There is a recipe that can be made in advance and kept in the freezer for months. It come into the making of the classic sauce Nantua. The fresh water crayfish butter can be served with fish or meat. A classic meat/crayfish association is pan fried veal sweetbreads with crayfish tails and a foamy crayfish butter.
Crayfish is a fresh water crustacean which leaves in mountain streams or rivers in the plains of the east of France, Germany and Central and Eastern Europe, U.S, Canada, Madagascar, South America and Australasia. Most crayfish cannot tolerate polluted water, although some species such as the invasive Procambarus clarkii are more hardy. Some crayfish have been found living as much as 3 m (10 feet) underground. On the old continent, wild crayfish has become rare as water pollution and over fishing depleted the stocks. Another factor is that crayfish's growth is quite slow. It take 5 to 6 years for fresh water crayfish to reach adult size.
In Europe there are 4 main kinds of crayfish: the red stream crayfish (écrevisse a pied rouge), the white steam crayfish (écevisse a pied blanc) which is the finest and most expensive, the stream crayfish (écrevisse des torrents) and the American crayfish which was introduced in Europe just after WWI. In Europe the most common type of crayfish on the market is the farmed Turkish crayfish which comes farms in central Europe. In the U.S, 98% of the crayfish harvested in the United States come from Louisiana, where the standard culinary terms are crayfish or écrevisses.
Recipe for fresh water crayfish butter:
  • 250g cooked crayfish heads and shells.
  • 500g unsalted butter.
  • 1 dash brandy.

Reduce the crayfish heads and shells into a fine paste, either using a mortar, food processor (if you have a strong one) or what I find quite efficient: a rolling pen.

Place this paste along with the brandy and the butter into a pot and place this one into a double-boiler or bain-marie. Allow the butter to melt completely. Let this mixture infuse for and hour at a temperature just below the butter melting point.

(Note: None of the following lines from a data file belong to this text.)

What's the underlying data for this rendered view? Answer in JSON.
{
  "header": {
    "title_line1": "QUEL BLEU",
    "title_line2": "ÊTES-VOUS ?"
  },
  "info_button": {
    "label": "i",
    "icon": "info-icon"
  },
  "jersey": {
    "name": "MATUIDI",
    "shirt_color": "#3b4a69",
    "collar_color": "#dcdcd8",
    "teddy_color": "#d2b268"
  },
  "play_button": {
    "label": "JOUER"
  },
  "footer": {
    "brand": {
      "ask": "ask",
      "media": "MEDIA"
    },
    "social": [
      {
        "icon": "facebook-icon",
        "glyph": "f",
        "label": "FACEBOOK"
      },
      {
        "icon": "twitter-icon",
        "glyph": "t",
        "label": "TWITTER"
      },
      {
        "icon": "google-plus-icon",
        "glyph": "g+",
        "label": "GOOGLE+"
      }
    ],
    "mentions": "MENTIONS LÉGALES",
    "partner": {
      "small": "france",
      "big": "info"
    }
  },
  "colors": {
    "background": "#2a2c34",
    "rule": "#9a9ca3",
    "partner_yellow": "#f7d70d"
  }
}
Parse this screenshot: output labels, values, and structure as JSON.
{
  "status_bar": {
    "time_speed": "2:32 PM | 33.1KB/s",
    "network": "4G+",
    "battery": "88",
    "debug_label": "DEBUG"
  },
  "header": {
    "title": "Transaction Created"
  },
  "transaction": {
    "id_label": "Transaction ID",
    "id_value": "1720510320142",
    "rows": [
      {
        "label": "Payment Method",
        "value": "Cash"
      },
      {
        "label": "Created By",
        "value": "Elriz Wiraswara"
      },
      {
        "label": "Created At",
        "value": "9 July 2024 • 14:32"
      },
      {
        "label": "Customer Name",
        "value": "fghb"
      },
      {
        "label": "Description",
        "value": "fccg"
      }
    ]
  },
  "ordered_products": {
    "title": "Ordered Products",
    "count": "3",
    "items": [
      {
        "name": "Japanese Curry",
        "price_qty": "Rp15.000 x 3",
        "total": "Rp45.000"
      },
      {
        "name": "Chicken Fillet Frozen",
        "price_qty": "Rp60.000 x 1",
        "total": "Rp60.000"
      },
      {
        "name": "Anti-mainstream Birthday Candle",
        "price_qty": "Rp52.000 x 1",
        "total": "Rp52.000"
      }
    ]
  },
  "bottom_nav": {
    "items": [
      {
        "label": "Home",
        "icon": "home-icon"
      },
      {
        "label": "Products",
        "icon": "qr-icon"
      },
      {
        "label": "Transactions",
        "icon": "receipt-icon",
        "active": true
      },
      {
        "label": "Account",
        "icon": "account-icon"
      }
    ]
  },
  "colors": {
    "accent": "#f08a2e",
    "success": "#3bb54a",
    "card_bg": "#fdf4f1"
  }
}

Strain, using a fine chinois, pressing the paste to make sure to extract all the butter.

Place this flavoured butter into a terrine and put it in the fridge to set. Then cut into slices and freeze them until needed.

A little tip: I like to very gently roast the crayfish heads and shells in the oven for 2 to 3 hours at 70 degrees Centigrade with a sprig of thyme and oregano and a couple of cloves of garlic and a dash of olive oil before pounding them. It will make the butter all more flavorful.

"In this small fish I take it that human wisdom is admirably figured and symbolized; for whereas the crayfish doth move only backward, and can have only retrospection, seeing naught but the perils already passed, so the wisdom of man doth not enable him to avoid the follies that beset his course, but only to apprehend their nature afterward."

Sir James Merivale

Suitable for vegetarian, pregnant women, coeliacs. Contains dairies. Nut free.